Jadi, KAMI muncul dan saya terlibat tidak tiba-tiba. Saya tidak mewakili lembaga apapun dan tidak mengatasnamakan siapapun apalagi mengatasnamakan ormas atau rakyat tertentu karena saya tidak bisa dan tidak boleh mengklaim mereka, bahkan saya tidak mengatasnamakan person saya sendiri, tetapi saya mengatasnamakan "hati nurani" dan "jiwa sehat" saya.

Saya bukan siapa-siapa. Bukan mantan pejabat atau politisi pengangguran. Saya adalah orang biasa. Hanya seorang dosen, pimpinan pesantren, dan guru ngaji. Tetapi hati nurani dan jiwa sehat saya terpanggil untuk menyuarakan apa yang saya yakini kebenarannya dan mengingatkan apa yang saya saksikan penyimpangannya.

Terkait konsekwensi, ya tentu saja semua perbuatan dan tindakan tidak ada yang luput dari resiko.
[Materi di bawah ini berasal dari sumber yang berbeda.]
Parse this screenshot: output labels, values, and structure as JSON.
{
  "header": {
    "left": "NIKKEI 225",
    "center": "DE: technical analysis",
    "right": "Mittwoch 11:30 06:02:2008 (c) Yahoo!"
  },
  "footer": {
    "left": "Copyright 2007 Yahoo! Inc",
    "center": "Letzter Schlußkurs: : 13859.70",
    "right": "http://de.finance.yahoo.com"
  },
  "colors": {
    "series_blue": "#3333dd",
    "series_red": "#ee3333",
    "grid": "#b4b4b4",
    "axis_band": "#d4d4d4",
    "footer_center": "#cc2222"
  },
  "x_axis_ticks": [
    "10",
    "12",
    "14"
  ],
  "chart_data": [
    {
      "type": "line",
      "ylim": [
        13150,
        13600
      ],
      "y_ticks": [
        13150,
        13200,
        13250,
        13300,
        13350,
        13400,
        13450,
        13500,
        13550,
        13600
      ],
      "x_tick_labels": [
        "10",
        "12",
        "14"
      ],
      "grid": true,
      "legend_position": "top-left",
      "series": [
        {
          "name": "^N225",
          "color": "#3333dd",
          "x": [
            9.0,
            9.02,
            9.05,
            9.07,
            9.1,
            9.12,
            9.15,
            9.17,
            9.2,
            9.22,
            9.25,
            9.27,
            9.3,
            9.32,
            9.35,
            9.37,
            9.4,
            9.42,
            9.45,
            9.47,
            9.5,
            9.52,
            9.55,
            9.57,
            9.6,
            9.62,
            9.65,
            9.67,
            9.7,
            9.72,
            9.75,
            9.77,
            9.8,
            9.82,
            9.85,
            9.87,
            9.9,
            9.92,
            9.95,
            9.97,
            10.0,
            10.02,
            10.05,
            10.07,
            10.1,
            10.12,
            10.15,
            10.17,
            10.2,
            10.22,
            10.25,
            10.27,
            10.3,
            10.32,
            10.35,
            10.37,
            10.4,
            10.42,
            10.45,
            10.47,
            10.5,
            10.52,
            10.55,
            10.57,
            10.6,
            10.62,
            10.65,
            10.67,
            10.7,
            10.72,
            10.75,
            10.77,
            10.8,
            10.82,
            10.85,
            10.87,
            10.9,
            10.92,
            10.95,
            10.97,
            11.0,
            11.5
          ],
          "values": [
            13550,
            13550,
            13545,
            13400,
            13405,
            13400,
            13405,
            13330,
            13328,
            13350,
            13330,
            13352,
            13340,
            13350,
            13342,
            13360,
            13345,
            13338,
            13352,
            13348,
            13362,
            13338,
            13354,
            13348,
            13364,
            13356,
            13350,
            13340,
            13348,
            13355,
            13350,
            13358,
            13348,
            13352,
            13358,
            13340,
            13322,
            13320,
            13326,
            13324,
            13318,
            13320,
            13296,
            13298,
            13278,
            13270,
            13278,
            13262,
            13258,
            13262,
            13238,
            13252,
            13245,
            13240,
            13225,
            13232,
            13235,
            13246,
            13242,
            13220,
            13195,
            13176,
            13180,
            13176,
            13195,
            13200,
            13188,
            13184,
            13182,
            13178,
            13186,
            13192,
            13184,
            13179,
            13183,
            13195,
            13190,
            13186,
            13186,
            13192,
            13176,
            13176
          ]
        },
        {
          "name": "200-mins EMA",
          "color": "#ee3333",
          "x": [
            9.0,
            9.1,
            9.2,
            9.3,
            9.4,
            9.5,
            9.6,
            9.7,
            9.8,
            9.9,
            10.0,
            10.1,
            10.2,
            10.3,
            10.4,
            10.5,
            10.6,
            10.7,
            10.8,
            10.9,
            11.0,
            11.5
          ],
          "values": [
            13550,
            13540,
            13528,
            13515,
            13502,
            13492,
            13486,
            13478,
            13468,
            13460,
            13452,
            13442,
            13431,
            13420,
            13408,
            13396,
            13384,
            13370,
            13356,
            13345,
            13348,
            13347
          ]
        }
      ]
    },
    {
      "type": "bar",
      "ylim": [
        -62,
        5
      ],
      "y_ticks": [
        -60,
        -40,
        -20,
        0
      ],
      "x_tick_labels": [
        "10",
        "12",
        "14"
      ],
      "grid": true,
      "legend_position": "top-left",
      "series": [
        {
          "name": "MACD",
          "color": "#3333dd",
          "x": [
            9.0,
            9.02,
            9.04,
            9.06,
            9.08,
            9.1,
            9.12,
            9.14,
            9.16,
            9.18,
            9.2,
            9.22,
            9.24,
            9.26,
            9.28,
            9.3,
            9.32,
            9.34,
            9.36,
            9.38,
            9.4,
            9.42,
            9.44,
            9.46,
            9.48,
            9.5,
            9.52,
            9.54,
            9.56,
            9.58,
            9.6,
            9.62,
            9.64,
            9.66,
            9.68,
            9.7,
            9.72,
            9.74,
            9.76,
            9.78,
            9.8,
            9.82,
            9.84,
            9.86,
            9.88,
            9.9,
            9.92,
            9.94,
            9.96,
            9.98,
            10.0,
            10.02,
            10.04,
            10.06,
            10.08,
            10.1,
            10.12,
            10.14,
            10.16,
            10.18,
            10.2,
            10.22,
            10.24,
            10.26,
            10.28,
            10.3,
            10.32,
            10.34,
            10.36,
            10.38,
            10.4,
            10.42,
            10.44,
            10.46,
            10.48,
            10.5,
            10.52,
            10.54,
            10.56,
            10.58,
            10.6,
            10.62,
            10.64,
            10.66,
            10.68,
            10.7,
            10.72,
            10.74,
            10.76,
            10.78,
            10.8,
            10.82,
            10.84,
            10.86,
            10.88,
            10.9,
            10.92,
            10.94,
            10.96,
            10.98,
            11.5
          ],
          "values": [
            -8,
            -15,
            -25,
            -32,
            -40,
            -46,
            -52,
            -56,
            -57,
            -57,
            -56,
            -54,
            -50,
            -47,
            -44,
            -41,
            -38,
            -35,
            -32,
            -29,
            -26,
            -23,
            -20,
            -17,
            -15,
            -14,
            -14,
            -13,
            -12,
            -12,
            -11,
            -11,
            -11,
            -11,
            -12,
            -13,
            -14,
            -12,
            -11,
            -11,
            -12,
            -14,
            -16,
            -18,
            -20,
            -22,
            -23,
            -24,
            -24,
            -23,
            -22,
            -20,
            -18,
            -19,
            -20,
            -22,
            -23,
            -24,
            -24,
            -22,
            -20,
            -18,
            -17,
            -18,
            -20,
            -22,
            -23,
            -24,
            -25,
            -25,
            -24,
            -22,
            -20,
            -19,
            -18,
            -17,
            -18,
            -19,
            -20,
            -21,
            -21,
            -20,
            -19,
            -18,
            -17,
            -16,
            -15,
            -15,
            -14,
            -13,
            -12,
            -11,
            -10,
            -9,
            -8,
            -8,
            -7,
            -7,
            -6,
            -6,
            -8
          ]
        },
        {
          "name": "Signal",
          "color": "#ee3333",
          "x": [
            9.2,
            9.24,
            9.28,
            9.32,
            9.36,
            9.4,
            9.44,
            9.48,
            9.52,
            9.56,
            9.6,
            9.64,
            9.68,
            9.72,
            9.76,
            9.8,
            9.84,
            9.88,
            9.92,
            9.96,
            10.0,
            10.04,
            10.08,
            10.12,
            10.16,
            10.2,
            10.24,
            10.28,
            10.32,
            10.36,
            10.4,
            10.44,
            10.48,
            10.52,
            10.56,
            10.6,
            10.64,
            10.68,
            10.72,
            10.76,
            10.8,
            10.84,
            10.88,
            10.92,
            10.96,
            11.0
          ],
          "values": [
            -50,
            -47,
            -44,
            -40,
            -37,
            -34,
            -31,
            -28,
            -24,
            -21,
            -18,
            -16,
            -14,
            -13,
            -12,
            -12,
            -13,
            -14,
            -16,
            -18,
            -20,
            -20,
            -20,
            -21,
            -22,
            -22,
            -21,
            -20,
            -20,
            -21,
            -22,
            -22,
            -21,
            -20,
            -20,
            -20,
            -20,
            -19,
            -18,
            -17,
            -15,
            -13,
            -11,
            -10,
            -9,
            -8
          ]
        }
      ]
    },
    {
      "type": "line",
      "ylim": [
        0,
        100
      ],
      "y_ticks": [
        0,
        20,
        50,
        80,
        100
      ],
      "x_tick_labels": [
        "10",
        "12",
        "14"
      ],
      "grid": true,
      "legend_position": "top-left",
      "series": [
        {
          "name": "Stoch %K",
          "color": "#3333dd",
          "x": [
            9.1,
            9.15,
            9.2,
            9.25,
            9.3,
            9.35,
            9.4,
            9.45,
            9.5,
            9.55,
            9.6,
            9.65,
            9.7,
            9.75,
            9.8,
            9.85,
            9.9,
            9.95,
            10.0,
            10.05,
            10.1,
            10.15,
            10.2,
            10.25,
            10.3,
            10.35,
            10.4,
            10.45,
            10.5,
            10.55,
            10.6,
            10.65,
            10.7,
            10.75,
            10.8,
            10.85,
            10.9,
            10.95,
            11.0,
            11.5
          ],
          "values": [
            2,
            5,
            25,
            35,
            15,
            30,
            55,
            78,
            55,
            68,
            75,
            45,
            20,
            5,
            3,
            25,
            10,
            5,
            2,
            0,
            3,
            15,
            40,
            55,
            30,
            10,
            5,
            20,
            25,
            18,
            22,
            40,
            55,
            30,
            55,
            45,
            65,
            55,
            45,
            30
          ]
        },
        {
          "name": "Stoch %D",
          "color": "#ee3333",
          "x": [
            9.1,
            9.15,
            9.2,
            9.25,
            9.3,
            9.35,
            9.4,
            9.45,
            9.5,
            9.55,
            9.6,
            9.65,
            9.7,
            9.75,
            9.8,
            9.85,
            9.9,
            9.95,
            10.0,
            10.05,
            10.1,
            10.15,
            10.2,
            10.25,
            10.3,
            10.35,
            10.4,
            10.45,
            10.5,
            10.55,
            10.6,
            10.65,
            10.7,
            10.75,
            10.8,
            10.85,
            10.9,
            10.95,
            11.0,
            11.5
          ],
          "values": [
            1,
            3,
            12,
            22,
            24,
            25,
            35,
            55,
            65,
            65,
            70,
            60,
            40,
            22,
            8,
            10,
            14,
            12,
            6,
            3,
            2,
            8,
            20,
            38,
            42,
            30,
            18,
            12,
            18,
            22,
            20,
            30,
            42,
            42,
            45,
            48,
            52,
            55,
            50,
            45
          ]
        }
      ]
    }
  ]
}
Jika amal saleh, ya dapat pahala jika amal salah, ya dapat dosa. Karena kita takut dosa dan siksa jika kita melihat dan meyakini ada kesalahan yang dibiarkan atau ada kebenaran yang dilanggar tetapi kita tidak berusaha untuk merubahnya semampu kita, walau hanya bisa dengan hati membencinya atau lisan menasihatinya. Maka kita suarakan hati nurani kebenaran itu semampu kita. Sekarang mampunya baru hanya dengan deklarasi. Maka itu yang kita lakukan.

Lalu apa sebenarnya yang diinginkan oleh KAMI?

Jati diri KAMI, visi dan misi gerakannya, kan sudah terang benderang dibacakan pada deklarasi. Bahwa KAMI adalah gerakan Moral bukan gerakan Makar. Tidak ada agenda politik kekuasaan. Kalaupun ada implikasi politik, ya itu suatu yang wajar dan tidak bisa dihindari. Karena yang disoroti dan dikritisi oleh KAMI memang isu-isu yang dikategorikan oleh KAMI sebagai "kemunkaran terstruktur" sebagai produk dari kebijakan-kebijakan pemegang kekuasaan politik yang menyalahi konstitusi.

Tapi gerakan KAMI, yang saya yakini, berkomitmen berada dalam koridor konstitusi dan kaidah-kaidah agama. Secara konstitusional, KAMI mengepresikan hak warga negara untuk berserikat dan berkumpul menyatakan aspirasinya, menyampaikan koreksi dan kritik untuk adanya perbaikan sikap dan kebijakan pemegang otoritas politik yang selama ini sudah banyak gejala dan fakta penyimpangannya yang dipaparkan para ahli. Tentu saja dengan cara yang benar, bukan dengan hoax atau fitnah.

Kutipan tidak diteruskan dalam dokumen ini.